O estado do Texas afirmou que a Netflix representou falsamente aos consumidores, durante anos, que não coletava ou compartilhava dados dos usuários, quando na verdade rastreava e vendia os hábitos e preferências dos espectadores para corretores de dados comerciais e empresas de tecnologia publicitária, faturando bilhões de dólares por ano.
A empresa sediada em Los Gatos, Califórnia, também foi acusada de usar silenciosamente “padrões obscuros” (dark patterns) para manter os usuários assistindo, incluindo o recurso de reprodução automática que inicia um novo programa assim que outro termina.
A Netflix não respondeu imediatamente aos pedidos de comentário.
Muitas empresas, incluindo redes sociais e outros negócios com forte presença on-line, são alvos de processos que as acusam de rastrear usuários silenciosamente e vender os dados resultantes a terceiros, que utilizam as informações para publicidade.
A denúncia do Texas citou uma fala do ex-CEO da Netflix, Reed Hastings, em 2020, dizendo: “nós não coletamos nada”, enquanto ele buscava distinguir a Netflix da Amazon, Facebook e Google em relação à coleta de dados.
“O objetivo final da Netflix é simples e lucrativo: deixar crianças e famílias coladas à tela, colher seus dados enquanto estão presas lá e, então, monetizar esses dados para um lucro considerável”, afirma a queixa do Texas apresentada em um tribunal estadual no condado de Collin, perto de Dallas. “Quando você assiste à Netflix, a Netflix assiste a você”, acrescentou a denúncia.
Paxton afirmou que a suposta vigilância da Netflix viola a Lei de Práticas Comerciais Enganosas do Texas.
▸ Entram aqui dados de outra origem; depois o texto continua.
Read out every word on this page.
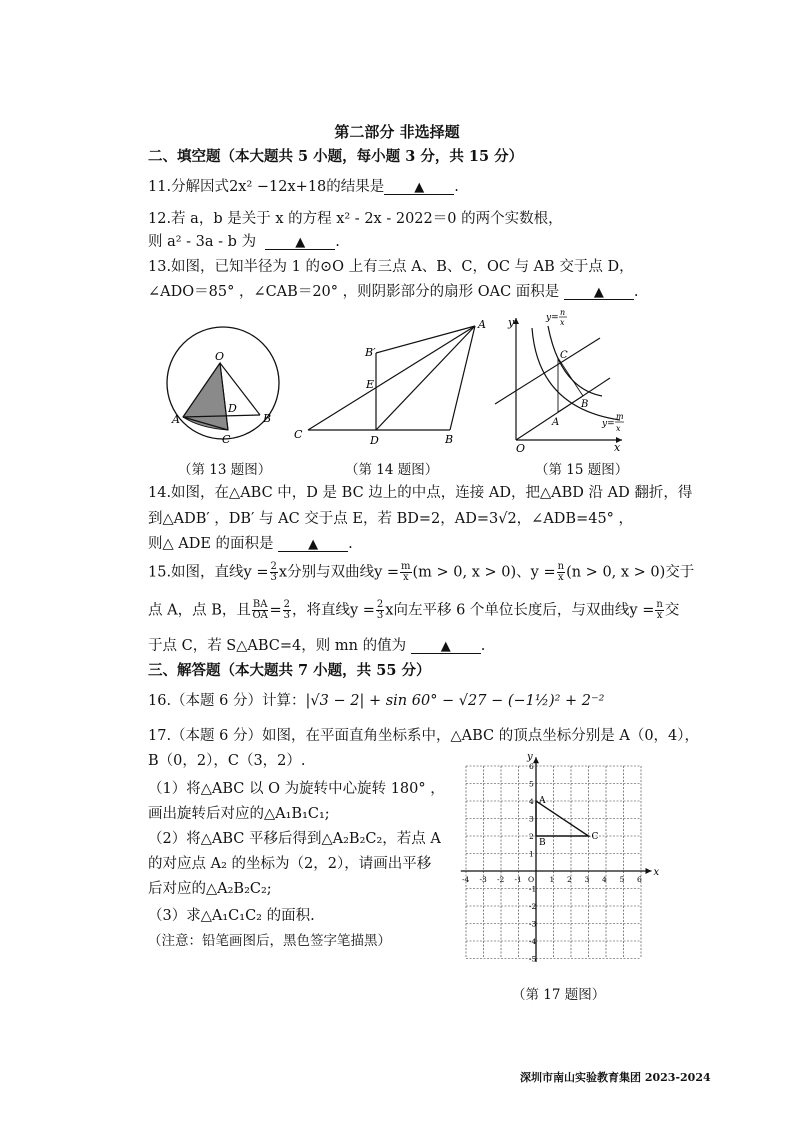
第二部分 非选择题
二、填空题（本大题共 5 小题，每小题 3 分，共 15 分）
11.分解因式2x² −12x+18的结果是 ▲ .
12.若 a，b 是关于 x 的方程 x² - 2x - 2022＝0 的两个实数根，
则 a² - 3a - b 为	▲ .
13.如图，已知半径为 1 的⊙O 上有三点 A、B、C，OC 与 AB 交于点 D，
∠ADO＝85° ，∠CAB＝20° ，则阴影部分的扇形 OAC 面积是	▲ .
O
A	B
C
D
（第 13 题图）
A
B
C	D
E
B′
（第 14 题图）
y
x
O
A
B
C
y=
n
x
y=
m
x
（第 15 题图）
14.如图，在△ABC 中，D 是 BC 边上的中点，连接 AD，把△ABD 沿 AD 翻折，得
到△ADB′ ，DB′ 与 AC 交于点 E，若 BD=2，AD=3√2，∠ADB=45° ，
则△ ADE 的面积是	▲ .
15.如图，直线$y = \frac{2}{3}$ x分别与双曲线$y = \frac{m}{x} (m > 0$, x > 0)、$y = \frac{n}{x} (n > 0$, x > 0)交于
点 A，点 B，且 $\frac{BA}{OA} = \frac{2}{3}$ ，将直线$y = \frac{2}{3}$ x向左平移 6 个单位长度后，与双曲线$y = \frac{n}{x}$ 交
于点 C，若 S△ABC=4，则 mn 的值为	▲ .
三、解答题（本大题共 7 小题，共 55 分）
16.（本题 6 分）计算：|√3 − 2| + sin 60° − √27 − (−1½)² + 2⁻²
17.（本题 6 分）如图，在平面直角坐标系中，△ABC 的顶点坐标分别是 A（0，4），
B（0，2），C（3，2）.
（1）将△ABC 以 O 为旋转中心旋转 180° ，
画出旋转后对应的△A₁B₁C₁;
（2）将△ABC 平移后得到△A₂B₂C₂，若点 A
的对应点 A₂ 的坐标为（2，2），请画出平移
后对应的△A₂B₂C₂;
（3）求△A₁C₁C₂ 的面积.
（注意：铅笔画图后，黑色签字笔描黑）
x
y
-4 -3 -2 -1 O 1 2 3 4 5 6
6
5
4
3
2
1
-1
-2
-3
-4
-5
A
B
C
（第 17 题图）
深圳市南山实验教育集团 2023-2024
Ele quer que a empresa elimine os dados coletados ilegalmente, não utilize dados para publicidade direcionada sem o consentimento dos usuários e pague multas civis de até US$ 10.000 (cerca de R$ 49.000) por violação.
Paxton, que é republicano, está concorrendo ao Senado dos Estados Unidos, desafiando o atual senador republicano John Cornyn.